07/08/2006

Lettre à une amie

J'ai repensé à ta question de savoir s'il est plus angoissant de perdre ta relation avec ta maman ou de te perdre toi-meme.

A cette question qui t'angoisse, car elle anticipe deux épouvantables catastrophes, j'ai envie de répondre que tu n'as rien à craindre.

C'est une de ces questions du mental qui est là pour entretenir la peur.

Mais ce n'est pas une vraie question. C'est une question sans réponse.

Dis toi bien que ce genre de question n'est créée par le mental que pour entretenir la souffrance.

 

Les vraies questions contiennent toutes en elles le germe de leur réponse.

 

La vraie question est "qui suis-je ?"

 

Il est facile de répondre à cela.

 

Tu es sur le chemin de toi-même et tu es en train de te trouver, de plus en plus.

En te trouvant tu découvres que l'absence n'existe pas. Ta présence est non-absence. Lorsque tu dis "je suis", Tout Est.

Il n'y a pas quelque chose que tu puisses perdre.

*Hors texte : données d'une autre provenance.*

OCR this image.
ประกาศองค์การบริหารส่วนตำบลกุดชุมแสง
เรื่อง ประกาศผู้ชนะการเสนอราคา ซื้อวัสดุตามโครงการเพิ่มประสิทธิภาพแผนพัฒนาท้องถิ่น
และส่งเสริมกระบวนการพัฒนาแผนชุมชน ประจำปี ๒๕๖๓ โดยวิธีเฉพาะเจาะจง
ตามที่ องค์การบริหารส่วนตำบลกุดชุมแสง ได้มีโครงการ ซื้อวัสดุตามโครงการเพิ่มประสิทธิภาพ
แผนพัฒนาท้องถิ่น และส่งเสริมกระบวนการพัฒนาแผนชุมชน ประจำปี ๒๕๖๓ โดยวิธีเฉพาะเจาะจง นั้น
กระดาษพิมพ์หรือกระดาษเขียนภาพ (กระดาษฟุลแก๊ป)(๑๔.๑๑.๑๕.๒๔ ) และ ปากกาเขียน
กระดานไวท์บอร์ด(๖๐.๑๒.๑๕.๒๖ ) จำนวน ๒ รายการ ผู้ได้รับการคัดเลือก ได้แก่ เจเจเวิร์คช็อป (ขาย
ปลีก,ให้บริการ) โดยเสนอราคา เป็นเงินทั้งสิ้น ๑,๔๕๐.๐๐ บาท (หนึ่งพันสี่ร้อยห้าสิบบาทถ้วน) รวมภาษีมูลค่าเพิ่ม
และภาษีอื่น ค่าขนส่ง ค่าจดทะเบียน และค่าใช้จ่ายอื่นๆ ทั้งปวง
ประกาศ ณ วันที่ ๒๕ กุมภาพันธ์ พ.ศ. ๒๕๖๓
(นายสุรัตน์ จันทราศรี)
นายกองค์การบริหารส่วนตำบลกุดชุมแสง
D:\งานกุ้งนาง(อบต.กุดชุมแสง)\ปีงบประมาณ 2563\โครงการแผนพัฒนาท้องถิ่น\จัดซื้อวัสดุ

L'amour occupe tout l'espace.

 

Ainsi, face aux angoisses des autres, tu vois maintenant leurs pauvres défenses, leurs manipulations pour faire pencher ta balance du côté de leurs angoisses.

Je pense que quand On Se trouve, on est face aux autres, sans protection, transparent, totalement visible et pourtant invulnérable car notre véritable nature est  ... ce qui est éternel !

 

 L'autre peut se nourrir de ce que nous sommes sans nous vider de notre substance.

 

Imagine cet amour-énergie-lumière qui t'environne et qui est Toi aussi et qui ne tarit jamais. Voila ce qu'est ta véribable nature, amie.

 

Si tu es la personne véritable qui ne donne pas prise à la manipulation, tout en voyant celle-ci et ce qui la motive - c'est a dire, les propres peurs de ta maman - tu ne peux pas la perdre, car tu l'aides, et son âme aime ça.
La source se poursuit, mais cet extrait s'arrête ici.